Fame Is An Obligation
I’ve had famous people tell me about signing autographs in public restrooms. The standards of politeness with strangers go out the window and fans expect people to be “on” and accessible all the time.
In my travels, I’ve actually been mistaken by fans of certain artists who come up to me all nervous. They ask, “Excuse me, are you______?”

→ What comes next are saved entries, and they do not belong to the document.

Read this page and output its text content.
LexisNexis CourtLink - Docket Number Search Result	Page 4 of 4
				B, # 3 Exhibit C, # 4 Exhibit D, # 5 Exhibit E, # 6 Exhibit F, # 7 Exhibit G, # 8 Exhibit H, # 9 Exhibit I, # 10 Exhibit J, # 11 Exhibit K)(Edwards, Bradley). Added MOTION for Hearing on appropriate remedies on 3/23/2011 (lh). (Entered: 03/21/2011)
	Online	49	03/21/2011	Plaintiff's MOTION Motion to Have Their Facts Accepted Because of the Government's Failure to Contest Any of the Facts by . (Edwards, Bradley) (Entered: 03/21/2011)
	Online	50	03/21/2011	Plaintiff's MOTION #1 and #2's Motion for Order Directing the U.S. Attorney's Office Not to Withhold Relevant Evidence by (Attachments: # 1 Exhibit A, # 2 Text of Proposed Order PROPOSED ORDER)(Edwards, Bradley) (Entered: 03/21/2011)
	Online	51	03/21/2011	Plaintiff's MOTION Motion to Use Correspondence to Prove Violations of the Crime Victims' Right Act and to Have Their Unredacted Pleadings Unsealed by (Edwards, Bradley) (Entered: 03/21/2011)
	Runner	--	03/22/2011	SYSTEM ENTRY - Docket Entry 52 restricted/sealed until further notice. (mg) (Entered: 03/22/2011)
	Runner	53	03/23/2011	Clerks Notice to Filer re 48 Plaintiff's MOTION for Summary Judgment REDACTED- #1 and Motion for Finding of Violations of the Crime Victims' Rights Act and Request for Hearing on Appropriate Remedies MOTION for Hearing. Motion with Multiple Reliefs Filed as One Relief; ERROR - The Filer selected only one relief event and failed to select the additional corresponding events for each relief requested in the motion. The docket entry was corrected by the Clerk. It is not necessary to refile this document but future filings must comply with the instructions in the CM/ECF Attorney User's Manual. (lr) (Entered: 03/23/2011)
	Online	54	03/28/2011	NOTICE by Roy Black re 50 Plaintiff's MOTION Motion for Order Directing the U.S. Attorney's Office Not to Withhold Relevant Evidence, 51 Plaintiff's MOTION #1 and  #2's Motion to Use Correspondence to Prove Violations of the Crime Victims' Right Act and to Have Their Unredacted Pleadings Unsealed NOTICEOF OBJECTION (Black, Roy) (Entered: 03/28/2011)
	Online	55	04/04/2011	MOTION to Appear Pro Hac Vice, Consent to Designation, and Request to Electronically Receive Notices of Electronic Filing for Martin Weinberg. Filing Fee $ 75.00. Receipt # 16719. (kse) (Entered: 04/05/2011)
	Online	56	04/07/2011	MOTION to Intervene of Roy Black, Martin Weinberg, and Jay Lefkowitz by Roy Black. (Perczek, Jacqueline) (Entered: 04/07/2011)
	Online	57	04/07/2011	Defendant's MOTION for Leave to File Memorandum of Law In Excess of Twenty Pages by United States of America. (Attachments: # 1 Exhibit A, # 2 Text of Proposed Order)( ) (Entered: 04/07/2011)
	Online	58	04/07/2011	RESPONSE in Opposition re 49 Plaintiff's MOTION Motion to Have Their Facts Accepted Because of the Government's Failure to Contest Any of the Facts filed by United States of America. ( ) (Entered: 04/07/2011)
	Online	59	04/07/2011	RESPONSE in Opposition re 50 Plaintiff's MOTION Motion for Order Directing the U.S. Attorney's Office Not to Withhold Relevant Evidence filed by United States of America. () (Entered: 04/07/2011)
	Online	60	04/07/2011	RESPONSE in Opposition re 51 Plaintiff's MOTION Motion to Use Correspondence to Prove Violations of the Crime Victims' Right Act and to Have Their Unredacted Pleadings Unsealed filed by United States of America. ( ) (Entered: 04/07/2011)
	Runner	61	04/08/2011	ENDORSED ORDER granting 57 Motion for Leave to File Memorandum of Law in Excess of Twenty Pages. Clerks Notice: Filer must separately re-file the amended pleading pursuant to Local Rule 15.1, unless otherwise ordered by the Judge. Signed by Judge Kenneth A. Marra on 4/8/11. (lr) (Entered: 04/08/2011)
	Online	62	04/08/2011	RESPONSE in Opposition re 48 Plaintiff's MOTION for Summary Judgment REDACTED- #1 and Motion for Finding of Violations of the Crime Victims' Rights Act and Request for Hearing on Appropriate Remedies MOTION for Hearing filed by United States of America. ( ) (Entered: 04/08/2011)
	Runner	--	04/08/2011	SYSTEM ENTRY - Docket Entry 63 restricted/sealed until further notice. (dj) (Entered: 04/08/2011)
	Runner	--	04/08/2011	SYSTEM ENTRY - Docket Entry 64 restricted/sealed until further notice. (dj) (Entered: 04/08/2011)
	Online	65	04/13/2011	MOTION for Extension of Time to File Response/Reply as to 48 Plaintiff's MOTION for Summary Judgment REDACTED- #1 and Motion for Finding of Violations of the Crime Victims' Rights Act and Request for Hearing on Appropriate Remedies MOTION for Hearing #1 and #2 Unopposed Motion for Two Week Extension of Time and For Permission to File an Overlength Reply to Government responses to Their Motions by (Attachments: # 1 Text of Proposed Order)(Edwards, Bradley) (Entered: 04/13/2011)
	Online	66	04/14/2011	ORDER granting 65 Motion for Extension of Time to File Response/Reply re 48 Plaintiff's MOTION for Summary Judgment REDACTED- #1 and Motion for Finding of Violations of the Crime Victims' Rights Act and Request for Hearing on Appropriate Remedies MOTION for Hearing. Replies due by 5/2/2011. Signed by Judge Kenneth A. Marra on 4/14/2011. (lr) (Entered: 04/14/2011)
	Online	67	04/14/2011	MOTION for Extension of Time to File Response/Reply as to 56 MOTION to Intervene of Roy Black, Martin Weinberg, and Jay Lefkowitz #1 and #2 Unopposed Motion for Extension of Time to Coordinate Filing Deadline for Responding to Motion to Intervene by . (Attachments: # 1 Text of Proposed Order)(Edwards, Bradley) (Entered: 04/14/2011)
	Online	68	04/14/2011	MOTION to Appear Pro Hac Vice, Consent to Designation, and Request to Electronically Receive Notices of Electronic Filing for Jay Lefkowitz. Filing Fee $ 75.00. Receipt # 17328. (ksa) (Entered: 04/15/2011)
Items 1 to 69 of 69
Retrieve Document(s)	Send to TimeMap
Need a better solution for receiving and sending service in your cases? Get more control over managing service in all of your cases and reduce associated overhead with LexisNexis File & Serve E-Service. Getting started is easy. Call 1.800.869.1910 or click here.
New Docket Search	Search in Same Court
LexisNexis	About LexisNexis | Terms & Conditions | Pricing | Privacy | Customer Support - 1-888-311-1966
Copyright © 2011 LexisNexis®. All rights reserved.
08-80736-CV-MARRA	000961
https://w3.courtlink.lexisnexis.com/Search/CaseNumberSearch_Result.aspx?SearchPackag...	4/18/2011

It’s strange and I’d quizzically say I wasn’t the person in question. They apologize and walk away. But if I WAS famous, they wouldn’t apologize for intruding on my time and personal space. Instead, they would call me rude, a jerk or an A–hole if I didn’t talk to them, give them an autograph or take a picture with them.
Double standard. BIGTIME.
One time in Orlando I got let in early to a Comic Con because I was mistaken for one of the actors on a panel (I have the same first name as he does and resemble him a bit). But the perks of privilege seem to be outweighed by the prisons of popularity.
Behind The Green Room Door
Several times before gigs going over the game plan and setlist for the evening performance, I’ve heard band tales of gigs past and road stories. The funny thing is, band road and gig stories are the same whether the musicians are famous or not.
The content is the same. You can close your eyes like a game show and try to guess whether the Jon or Joe being mentioned is Bon Jovi, Walsh or Jantkowski. If the Neil in the story is Diamond, Schon or Neidermeyer. If the Bruce mentioned is Dickinson, Springsteen or Billingsley.
For celebrities, life is not always like a box of chocolates. They do know what they’re gonna get, and it’s the same ‘ol song and dance most didn’t ask for and they’re tired of having to do. It’s a mindless Macarena they’re manipulated into going through the motions of by the Media Maestro behind the curtain.
Occasionally I’ve needed a spotter videotaping gigs because I’ve have my back to a pumped up somewhat inebriated audience. But I’m glad I don’t need a bodyguard to go buy blueberries and I can live peacefully in Springfield right across from The Simpsons. And all my D’ohs! aren’t plastered across tabloids in supermarket checkout lines.